From 1 April 2016, the National Minimum Wage (Amendment) Regulations 2016 introduce a compulsory national living wage of £7.20 per hour for all workers aged 25 and over. The Regulations also double the financial penalties for which employers will be liable if they are found to have paid any workers below the national minimum wage. The penalty is increased from 100% to 200% of the total underpayment for all workers specified in the HMRC notice of underpayment.

If you need to know more about these changes, how they affect your business and your employees, or how to handle the changes, come to our next Employment Law Update workshop. It is being held on 12 April 2016 in Wargrave, Berkshire and costs just £20 +VAT. Click here for details and online booking.

Your Clients vs Your Employees – Whose Side Do You Take?

When your important client refuses to have one of your employees back at its office, as the employer, you naturally have to take steps to protect the commercial interests of your company and maintain a good business relationship with your client. At the same time, you have to balance the employment rights of your employee.

What are the legal issues?

If your first response is to dismiss your employee, without taking any steps to find a solution or take account of any injustice to the employee, there will be a substantial risk of a successful unfair dismissal claim. However, the tribunals recognise the difficulties for employers where there is third-party pressure to dismiss, coming from an important client. You must act reasonably before reaching a decision to dismiss.

What’s the nature of the problem?

The first step is for you to find out the reason why the client has objected to your employee, to see if the problem can be resolved. In some instances the reason may be perfectly clear. For example, there may have been an incident of misconduct at the client’s office, or an argument between the employee and senior personnel at the client’s workplace. In other instances it may be less clear: the client might disapprove of a particular working practice, which the employee could be asked to modify or correct to the client’s satisfaction.

Even where the situation is serious, a tribunal is likely to want to know that, as the employer, you have taken steps to resolve the issue. You will therefore need to have a written record of your discussions with your client. If possible, you should also have in writing from the client, their objections to your employee.
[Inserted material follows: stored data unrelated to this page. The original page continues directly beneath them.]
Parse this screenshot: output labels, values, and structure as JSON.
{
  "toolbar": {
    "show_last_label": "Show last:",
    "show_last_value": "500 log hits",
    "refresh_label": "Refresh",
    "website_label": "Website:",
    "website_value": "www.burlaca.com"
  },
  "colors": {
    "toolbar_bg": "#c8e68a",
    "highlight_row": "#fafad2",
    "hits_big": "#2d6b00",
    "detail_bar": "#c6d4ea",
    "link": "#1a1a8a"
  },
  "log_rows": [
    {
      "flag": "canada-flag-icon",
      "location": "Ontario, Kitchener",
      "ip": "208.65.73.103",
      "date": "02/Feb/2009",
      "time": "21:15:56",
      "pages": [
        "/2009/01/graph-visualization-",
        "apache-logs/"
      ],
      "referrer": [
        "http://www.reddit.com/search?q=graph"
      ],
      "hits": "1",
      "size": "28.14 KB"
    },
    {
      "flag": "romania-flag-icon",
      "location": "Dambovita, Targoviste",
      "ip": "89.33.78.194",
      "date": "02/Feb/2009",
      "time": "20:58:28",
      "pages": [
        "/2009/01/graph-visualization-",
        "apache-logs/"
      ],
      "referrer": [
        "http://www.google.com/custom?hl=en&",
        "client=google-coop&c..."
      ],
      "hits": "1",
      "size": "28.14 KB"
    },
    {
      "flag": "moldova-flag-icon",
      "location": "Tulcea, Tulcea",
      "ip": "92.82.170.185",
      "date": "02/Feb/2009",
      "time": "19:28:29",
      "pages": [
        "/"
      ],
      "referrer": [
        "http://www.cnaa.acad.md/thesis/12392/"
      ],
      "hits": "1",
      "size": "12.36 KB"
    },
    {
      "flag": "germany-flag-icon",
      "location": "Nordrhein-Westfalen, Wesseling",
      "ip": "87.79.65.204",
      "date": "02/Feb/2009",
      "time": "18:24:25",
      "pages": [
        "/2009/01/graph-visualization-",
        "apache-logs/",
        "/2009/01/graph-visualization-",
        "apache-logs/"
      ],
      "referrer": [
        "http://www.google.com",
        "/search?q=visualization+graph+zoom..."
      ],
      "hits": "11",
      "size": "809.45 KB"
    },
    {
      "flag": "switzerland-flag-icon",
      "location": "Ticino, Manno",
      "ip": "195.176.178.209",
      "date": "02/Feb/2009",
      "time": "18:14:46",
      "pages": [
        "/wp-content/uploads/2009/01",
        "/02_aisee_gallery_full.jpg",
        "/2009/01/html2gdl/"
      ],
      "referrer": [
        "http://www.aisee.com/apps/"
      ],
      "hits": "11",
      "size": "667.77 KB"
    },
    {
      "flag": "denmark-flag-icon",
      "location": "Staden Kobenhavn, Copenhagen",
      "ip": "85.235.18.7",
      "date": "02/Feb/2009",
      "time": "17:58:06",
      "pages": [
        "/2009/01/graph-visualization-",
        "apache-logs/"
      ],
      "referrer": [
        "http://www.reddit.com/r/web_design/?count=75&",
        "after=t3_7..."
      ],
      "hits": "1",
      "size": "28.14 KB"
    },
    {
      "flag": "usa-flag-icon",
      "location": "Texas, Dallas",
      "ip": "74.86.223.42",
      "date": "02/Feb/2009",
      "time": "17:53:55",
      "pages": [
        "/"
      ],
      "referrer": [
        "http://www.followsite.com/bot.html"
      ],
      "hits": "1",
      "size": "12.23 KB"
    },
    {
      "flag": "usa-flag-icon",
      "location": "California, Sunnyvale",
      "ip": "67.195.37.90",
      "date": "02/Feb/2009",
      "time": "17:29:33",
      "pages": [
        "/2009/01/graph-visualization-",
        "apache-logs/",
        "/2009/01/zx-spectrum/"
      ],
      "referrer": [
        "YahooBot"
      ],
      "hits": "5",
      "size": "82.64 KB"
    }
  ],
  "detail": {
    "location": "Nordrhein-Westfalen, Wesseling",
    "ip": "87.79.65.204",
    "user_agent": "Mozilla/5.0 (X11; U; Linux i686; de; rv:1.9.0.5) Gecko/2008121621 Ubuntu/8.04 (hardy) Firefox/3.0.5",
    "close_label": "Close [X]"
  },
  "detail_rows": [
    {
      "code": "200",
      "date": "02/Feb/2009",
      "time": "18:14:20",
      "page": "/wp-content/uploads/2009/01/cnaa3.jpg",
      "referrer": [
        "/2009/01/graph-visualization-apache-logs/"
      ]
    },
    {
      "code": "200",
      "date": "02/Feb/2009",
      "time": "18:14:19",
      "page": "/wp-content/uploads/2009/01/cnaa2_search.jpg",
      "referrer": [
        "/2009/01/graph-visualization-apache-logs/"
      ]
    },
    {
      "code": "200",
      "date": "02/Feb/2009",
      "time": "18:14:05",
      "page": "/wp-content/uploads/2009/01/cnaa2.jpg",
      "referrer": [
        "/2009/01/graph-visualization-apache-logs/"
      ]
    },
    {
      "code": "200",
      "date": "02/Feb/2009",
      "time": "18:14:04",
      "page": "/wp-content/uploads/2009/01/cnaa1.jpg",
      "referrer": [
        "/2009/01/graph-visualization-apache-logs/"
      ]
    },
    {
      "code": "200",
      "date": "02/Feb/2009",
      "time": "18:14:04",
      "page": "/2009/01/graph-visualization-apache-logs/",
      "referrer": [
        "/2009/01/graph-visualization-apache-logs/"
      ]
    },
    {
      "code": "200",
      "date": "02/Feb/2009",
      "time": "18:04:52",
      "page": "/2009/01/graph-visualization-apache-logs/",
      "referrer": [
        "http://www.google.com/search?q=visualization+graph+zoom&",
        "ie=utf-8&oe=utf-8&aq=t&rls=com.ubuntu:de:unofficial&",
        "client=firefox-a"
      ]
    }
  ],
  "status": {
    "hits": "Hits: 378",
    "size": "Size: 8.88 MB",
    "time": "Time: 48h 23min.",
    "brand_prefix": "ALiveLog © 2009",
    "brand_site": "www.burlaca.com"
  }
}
Even though you may not be in a position to establish the truth of the client’s allegations, and you may not agree with the client’s actions, the commercial pressure may still provide sufficient grounds for a fair dismissal on grounds of some other substantial reason.

What about injustice to your employee?

If your client is adamant that they will have nothing further to do with your employee, you must consider what injustice might be caused to the employee when deciding whether or not to dismiss. Factors to take into consideration would include length of service and how satisfactory that service has been to date.

Alternatives to dismissal should be explored as this will help to address any injustice to the employee. If there has been a conduct issue at the client’s workplace, you will need to follow its disciplinary procedure. Clearly, where gross misconduct is proved within those disciplinary proceedings, you will have conduct as the reason for dismissal and need not rely on some other substantial reason.

Check your employee’s contract

You have more chance of a fair dismissal due to client pressure if the employee has been warned that the client may intervene to have him or her removed. It is not unusual for commercial contracts to include a clause that says that a client may ask a supplier to remove any employee whom the client considers unsuitable. On induction, employees should be informed of the importance of maintaining good working relations with the client and of the client’s right to insist on removal of employees, if it says so in their contract.

So whose side do you take? It will depend on each individual situation, which you must handle carefully, considering all the specific details, before you reach any decision. Listen to both sides of the case and seek to find a solution that suits all the parties – you as the employer, your employee and your client.